Of course, a four-digit price tag sounds like a lot. But there is also the possibility to finance the iPhone or to purchase it via a service provider on a contract. How much do you have to pay once or monthly for which iPhone 13 model? Talk to your local service provider to find out.
What is the reason for a low price?
Even if the effective cost is lower overall, there is still the question of how the lower price is achieved, apart from, of course, fewer or worse features. This could be, for instance, a liberal amount of advertising in the operating system, lack of data security, or selling your user data. But social or ecological effects also play a role.
Privacy & data security
"How secure is my data?" is a legitimate question in light of ever new data breaches and spying scandals. Even the security experts at Norton cannot give a clear answer to the question of whether iOS or Android is better, especially since user behavior itself also plays an important role. What is certain, however, is that manufacturers like Apple (especially since iOS 14.5) and Samsung (with Knox) do more for data security than others.
Advertising in the interface
Another trend in recent years is the cross-financing of hardware by displaying advertising in the user interface or in their own apps. So if you were to buy a cheap smartphone, you might have to put up with this annoyance. At least some manufacturers are now backing down, such as Samsung. Other manufacturers also have ads of their own, so here's how you can remove them on Xiaomi handsets.
There is no question about it: Apple's production line is in the Far East, and there have been horrendous reports about the working conditions at Foxconn, Pegatron, and similar places in the past. However, you have to give Apple credit for at least being committed to rectify the issue. Apple publishes an annual progress report (2021, PDF) regarding working conditions of its suppliers. Of course, there's a lot of PR involved here, but at least there is a commitment.
Apple has announced in 2019 that it intends to be carbon-neutral. However, this only affects Apple itself, not the supply chains that are responsible for around three-quarters of an iPhone's carbon footprint. However, Apple has promised to offset this part as well by 2030, for example, through reforestation. This decade will show whether that goal will ultimately succeed or not. At the very least, there is a plan in doing so.
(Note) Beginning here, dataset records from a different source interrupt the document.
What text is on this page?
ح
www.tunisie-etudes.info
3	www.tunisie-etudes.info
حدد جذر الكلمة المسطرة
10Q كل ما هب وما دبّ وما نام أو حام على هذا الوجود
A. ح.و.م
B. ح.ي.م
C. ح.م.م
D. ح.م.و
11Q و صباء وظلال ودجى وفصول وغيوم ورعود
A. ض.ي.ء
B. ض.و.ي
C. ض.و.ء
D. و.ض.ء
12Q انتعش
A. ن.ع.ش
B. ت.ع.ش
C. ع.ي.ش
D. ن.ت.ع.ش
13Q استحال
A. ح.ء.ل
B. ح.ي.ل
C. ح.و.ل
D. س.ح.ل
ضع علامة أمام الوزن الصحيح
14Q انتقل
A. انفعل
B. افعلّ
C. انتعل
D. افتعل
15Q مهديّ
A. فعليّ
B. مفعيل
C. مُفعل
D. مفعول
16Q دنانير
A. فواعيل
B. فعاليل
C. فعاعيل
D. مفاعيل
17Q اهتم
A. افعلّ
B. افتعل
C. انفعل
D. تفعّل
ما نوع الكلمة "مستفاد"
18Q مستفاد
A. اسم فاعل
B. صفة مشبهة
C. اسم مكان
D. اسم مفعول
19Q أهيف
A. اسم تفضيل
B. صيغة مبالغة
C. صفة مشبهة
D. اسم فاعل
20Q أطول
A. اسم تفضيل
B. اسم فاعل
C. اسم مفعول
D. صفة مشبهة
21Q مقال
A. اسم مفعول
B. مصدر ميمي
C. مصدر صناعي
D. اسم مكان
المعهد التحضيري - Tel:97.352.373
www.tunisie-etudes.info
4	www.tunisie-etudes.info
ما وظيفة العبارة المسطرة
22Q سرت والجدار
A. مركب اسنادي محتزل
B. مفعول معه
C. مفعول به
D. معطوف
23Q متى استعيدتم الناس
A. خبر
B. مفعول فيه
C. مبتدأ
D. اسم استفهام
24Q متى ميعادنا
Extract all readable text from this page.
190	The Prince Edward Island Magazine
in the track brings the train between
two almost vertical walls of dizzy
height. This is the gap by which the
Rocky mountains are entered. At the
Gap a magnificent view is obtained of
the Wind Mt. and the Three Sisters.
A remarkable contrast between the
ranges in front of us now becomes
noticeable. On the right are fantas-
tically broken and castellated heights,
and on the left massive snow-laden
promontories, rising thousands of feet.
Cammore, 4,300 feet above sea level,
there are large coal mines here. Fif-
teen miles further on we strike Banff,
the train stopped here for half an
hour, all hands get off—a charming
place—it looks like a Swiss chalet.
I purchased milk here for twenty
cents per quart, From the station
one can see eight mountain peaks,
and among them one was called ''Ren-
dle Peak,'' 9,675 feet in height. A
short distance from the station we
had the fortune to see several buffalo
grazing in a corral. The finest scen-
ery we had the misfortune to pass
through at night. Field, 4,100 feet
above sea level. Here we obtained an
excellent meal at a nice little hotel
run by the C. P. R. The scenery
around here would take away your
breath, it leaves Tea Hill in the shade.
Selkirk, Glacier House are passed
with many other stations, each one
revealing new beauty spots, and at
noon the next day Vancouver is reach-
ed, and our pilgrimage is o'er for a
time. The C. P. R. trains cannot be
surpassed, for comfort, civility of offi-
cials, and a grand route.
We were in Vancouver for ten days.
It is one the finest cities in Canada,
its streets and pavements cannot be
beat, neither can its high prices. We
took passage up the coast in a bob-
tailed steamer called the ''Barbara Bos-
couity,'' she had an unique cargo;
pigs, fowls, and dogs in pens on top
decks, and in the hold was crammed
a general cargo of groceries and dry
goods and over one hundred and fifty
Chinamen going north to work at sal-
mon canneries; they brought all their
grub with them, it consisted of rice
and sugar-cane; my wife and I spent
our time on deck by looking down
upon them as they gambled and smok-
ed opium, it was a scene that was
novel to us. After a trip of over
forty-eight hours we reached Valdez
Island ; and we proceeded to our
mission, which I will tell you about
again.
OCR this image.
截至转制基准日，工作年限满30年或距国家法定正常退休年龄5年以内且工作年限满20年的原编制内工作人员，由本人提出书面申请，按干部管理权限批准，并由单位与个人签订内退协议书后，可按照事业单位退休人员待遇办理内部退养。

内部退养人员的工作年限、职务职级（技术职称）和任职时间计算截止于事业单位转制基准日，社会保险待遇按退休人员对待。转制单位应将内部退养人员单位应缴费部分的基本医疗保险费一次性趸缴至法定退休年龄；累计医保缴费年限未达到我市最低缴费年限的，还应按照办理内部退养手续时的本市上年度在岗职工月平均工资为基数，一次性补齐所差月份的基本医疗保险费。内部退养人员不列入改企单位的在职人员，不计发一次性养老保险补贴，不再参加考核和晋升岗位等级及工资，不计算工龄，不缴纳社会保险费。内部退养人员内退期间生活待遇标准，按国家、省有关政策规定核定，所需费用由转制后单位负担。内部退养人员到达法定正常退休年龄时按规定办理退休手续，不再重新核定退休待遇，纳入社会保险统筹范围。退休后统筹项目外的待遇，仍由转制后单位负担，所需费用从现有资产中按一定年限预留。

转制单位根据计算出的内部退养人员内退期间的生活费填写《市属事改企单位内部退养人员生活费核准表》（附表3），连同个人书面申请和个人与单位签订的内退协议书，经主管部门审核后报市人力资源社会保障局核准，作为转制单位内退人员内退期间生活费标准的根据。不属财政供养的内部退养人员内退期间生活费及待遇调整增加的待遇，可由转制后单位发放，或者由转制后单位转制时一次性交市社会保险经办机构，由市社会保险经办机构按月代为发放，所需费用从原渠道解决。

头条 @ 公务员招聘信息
Conclusion: Is the iPhone better than Android?
Finally, then, this is a very loaded question. But don't get me wrong: Of course, all of these points don't apply across the board for all Android manufacturers. Apple is by no means a saint, and there are certainly Android manufacturers that are better off on one or more of the above points. But for the most part, if the product is too cheap, people will pay in other ways. In other words, someone will still need to pay.
Whether the iPhone is the better smartphone, only you can answer that for yourself. Of course, you're welcome to discuss it in the comments. In any case, iPhones are not the most expensive smartphones overall.